Le Pape argentin en profite pour mettre en avant une idée d’illusion de la liberté. Presque considérée comme étant chimérique, celle-ci ne résiderait que sur la production humaine, celle qui se détourne donc des biens initialement offerts par la nature que nous nous devons justement de préserver. Cette préservation va dans le sens du développement durable défini en 1987 lors du rapport Bruntland : l’encyclique de François pose effectivement une question fondamentale : quel monde voulons-nous laisser à nos enfants ? C’est en questionnant le monde que le pape François compte bien faire opérer un changement des mentalités. Nous devons nous demander de quelle Terre nos enfants vont hériter, et également, ne pas négliger notre regard d’enfant sur ce monde qui nous entoure. La beauté de la nature, sa majestuosité, souvent mises de côté au profit du pouvoir des technologies, sont donc à redécouvrir au plus vite si ce monde est destiné à changer. Après tout, pourquoi ne profitons-nous pas comme il se devrait de l’impétuosité de notre jeunesse pour admirer notre « maison commune » ? Pensons par nous-mêmes, admirons la nature, ne faisons pas de celle-ci « notre » nature… La portée philosophique de cette encyclique se rapproche par moments des principes kantiens : « l’homme est infiniment respectable puisque créé et aimé par Dieu ». De quoi ouvrir de nouvelles perspectives à notre esprit, n’est-ce pas ?

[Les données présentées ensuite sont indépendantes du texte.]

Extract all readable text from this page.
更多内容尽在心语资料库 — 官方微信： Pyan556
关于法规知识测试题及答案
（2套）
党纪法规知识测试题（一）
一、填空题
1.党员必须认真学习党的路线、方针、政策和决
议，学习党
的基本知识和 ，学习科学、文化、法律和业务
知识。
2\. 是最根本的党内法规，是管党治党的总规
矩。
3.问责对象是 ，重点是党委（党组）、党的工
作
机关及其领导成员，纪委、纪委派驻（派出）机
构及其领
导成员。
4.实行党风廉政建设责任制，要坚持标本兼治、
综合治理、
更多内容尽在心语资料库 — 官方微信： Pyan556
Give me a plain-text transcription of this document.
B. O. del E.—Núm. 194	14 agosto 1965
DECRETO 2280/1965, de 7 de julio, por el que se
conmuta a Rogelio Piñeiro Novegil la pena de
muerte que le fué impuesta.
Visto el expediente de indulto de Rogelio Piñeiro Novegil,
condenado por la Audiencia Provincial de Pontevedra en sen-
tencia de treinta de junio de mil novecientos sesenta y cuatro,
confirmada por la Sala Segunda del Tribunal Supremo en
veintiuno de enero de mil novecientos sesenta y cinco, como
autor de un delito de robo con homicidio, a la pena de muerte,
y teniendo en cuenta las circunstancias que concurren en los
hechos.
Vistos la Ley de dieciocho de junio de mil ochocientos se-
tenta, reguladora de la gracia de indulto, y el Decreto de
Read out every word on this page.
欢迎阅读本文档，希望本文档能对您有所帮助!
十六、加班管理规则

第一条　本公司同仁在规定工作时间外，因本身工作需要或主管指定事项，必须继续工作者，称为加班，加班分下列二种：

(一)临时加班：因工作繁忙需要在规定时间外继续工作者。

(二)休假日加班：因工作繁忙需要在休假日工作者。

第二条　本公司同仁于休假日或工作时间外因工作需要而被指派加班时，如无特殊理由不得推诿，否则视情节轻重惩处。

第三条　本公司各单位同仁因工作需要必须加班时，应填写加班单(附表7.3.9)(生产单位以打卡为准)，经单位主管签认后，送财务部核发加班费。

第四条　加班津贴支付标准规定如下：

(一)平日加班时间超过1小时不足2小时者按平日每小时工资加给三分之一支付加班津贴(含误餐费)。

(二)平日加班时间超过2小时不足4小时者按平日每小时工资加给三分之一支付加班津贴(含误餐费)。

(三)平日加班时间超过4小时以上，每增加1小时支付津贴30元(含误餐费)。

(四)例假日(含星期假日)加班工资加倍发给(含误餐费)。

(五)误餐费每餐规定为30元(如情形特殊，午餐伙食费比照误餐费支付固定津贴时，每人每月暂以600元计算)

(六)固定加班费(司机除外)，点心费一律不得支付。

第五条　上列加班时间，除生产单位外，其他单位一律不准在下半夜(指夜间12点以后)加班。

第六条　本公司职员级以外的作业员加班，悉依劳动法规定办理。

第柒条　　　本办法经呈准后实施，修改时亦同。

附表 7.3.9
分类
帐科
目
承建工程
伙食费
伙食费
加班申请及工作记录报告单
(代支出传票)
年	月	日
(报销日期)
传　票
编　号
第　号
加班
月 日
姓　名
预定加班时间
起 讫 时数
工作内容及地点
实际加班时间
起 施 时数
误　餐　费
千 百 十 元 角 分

Ainsi, à quelques mois de la conférence internationale sur l’environnement qui aura lieu à Paris en décembre, cette lettre, qui a vu défiler au dessus d’elle des centaines d’experts depuis deux ans pour sa rédaction, est pleinement d’actualité. Elle ne se cantonne pas à l’objectif premier d’une encyclique, qui est de donner le point de vue sur une question d’actualité justement, mais apporte un regard nouveau et apparaît comme une modernisation de la religion catholique.